Mi dispiace semplicemente perché ero davvero convinto di avere fatto un sacco. Ho studiato solo geometria per parecchi giorni, tanto che ho lasciato andare Analisi (e dato che martedì ho il parziale devo mettermici sotto questo w/e); meno male che ASD non avevo bisogno di lasciarla perdere perché avevo fatto io i programmi per il resto della classe e quindi ero fra i pochi che riusciva a rifarli senza pensarci tanto. E almeno il secondo parziale di oggi è andato bene: sono sicuro al 99% che se dicessi il voto che mi aspetto, questo sarà ovviamente almeno 5 punti inferiore. E non so perché, ma so solo che Murphy ci sfida.

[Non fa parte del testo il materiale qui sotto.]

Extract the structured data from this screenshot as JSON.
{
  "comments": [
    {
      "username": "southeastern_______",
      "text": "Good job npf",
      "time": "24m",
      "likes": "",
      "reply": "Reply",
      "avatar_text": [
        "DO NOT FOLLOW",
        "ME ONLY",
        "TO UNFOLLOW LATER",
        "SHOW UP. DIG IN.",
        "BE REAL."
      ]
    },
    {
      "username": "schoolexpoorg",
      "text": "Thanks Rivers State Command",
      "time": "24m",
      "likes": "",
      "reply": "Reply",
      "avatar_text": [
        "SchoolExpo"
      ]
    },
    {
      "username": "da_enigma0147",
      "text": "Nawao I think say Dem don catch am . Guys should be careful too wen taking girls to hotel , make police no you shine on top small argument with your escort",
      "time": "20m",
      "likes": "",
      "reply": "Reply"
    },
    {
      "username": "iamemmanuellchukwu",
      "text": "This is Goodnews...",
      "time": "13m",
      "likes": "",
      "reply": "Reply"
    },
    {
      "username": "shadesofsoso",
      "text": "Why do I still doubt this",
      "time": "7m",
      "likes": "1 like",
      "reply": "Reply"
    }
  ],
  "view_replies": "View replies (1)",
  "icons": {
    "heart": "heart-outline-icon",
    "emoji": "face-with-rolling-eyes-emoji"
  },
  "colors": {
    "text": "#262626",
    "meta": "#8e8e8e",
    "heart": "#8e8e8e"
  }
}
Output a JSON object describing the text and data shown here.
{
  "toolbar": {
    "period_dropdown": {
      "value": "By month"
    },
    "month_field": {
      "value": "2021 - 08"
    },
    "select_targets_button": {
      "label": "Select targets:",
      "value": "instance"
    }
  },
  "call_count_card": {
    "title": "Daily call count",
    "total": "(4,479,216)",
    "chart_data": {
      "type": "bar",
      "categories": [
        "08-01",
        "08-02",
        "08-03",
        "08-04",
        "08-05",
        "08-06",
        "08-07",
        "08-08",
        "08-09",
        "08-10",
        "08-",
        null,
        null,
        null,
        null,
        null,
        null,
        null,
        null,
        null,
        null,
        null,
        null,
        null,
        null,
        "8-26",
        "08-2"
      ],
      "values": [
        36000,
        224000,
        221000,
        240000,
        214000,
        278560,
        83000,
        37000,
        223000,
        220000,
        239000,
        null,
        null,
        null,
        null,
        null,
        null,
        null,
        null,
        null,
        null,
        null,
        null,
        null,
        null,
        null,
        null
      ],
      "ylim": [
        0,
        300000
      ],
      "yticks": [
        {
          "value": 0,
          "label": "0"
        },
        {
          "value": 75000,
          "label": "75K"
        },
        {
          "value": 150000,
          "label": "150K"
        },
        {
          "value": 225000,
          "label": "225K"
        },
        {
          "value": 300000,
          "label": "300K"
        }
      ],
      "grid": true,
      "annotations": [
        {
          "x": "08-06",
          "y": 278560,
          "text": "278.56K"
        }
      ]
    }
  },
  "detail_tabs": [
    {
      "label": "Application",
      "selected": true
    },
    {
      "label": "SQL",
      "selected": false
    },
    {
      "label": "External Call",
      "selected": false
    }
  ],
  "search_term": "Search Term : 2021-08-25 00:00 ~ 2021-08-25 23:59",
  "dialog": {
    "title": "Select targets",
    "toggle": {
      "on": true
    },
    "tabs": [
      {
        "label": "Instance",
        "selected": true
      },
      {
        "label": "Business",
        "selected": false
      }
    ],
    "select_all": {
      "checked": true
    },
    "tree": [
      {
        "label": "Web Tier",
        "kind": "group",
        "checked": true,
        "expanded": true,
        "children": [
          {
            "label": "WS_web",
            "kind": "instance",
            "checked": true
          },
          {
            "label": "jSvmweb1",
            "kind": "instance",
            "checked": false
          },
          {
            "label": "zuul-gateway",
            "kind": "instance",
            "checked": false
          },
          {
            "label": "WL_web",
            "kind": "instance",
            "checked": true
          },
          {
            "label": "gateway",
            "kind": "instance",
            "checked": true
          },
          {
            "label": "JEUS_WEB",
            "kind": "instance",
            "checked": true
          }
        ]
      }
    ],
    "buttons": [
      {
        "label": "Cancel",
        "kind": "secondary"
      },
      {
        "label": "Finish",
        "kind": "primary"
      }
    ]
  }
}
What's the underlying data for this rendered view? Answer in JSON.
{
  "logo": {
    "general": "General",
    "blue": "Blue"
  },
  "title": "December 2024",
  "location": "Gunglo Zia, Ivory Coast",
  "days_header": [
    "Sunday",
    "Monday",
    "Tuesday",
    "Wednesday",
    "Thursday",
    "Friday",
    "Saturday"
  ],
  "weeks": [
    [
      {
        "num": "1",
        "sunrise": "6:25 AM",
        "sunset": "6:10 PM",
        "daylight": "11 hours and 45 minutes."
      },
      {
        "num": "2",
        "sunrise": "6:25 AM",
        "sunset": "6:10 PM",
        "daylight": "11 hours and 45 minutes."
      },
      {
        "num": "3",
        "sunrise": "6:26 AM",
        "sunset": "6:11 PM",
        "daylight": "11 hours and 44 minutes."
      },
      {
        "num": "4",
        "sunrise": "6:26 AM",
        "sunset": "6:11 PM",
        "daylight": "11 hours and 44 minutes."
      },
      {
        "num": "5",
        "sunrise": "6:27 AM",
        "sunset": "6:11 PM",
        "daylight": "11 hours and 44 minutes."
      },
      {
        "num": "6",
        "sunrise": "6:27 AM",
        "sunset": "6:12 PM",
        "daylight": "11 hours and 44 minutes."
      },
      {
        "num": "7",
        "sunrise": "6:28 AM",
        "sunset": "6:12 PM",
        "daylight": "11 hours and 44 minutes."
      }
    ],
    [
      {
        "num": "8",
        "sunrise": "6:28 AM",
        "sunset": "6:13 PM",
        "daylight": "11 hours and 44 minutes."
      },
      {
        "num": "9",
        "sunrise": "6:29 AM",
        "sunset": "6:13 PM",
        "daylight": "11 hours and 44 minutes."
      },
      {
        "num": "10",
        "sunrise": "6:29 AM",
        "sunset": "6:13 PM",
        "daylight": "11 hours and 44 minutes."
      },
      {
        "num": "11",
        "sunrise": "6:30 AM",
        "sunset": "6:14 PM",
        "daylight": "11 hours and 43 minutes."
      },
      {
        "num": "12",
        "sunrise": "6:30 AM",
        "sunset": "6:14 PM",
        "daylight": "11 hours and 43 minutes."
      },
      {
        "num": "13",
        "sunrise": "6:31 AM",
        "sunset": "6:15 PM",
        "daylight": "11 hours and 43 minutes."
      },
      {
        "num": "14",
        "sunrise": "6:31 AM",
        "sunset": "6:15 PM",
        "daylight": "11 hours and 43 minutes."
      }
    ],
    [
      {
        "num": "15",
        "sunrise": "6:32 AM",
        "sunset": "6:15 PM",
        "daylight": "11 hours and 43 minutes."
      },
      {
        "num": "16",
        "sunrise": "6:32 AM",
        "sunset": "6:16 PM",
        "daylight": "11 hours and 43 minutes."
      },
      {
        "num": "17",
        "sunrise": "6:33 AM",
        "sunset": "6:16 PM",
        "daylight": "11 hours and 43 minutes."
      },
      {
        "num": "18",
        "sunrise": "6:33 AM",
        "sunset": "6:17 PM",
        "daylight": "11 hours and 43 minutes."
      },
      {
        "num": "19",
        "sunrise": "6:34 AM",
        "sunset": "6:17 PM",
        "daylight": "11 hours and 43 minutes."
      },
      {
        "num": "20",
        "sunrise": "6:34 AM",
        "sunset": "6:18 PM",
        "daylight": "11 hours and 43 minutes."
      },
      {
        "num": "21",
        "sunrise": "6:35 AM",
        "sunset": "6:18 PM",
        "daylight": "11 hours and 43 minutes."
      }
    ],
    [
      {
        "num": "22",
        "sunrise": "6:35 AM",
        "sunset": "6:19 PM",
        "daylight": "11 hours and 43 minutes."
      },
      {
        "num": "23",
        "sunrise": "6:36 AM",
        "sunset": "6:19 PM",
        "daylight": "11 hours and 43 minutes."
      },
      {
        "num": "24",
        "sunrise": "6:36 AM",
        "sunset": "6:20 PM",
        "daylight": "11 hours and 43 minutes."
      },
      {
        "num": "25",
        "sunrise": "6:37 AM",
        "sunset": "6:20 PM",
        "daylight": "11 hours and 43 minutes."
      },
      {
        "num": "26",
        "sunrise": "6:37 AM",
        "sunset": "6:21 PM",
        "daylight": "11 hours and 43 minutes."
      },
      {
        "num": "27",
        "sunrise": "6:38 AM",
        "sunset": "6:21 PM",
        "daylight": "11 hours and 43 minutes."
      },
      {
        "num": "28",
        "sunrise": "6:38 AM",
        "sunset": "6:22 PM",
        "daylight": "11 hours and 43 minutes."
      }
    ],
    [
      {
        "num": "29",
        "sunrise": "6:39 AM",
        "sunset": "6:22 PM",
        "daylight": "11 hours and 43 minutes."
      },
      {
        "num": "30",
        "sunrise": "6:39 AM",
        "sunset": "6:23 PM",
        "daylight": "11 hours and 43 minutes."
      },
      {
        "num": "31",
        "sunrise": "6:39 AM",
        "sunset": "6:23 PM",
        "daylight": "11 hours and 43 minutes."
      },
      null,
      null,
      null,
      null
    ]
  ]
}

Mi dispiace perché questa volta ero convinto che avrei fatto bene (intendo di nuovo Geometria, faccio dei voli pindarici abbastanza inutili e irritanti, lo so). Mi dispiace perché l’altra volta che ero rassegnato ho preso 22. Mi dispiace perché questa volta prenderò la metà.

Mi dispiace perché quando sono arrivato a casa è andata anche peggio. It’s the same old story.

Mi dispiace perché ora la strada è tendenzialmente tutta in salita. Era da poco che avevo realizzato di riuscire ad apprezzare la facoltà in cui mi ero iscritto, e ho ricevuto dalla Matematica in persona (sì, la signora è abbastanza elusiva) un bel dritto nello stomaco. Grazie tante, signora Matematica.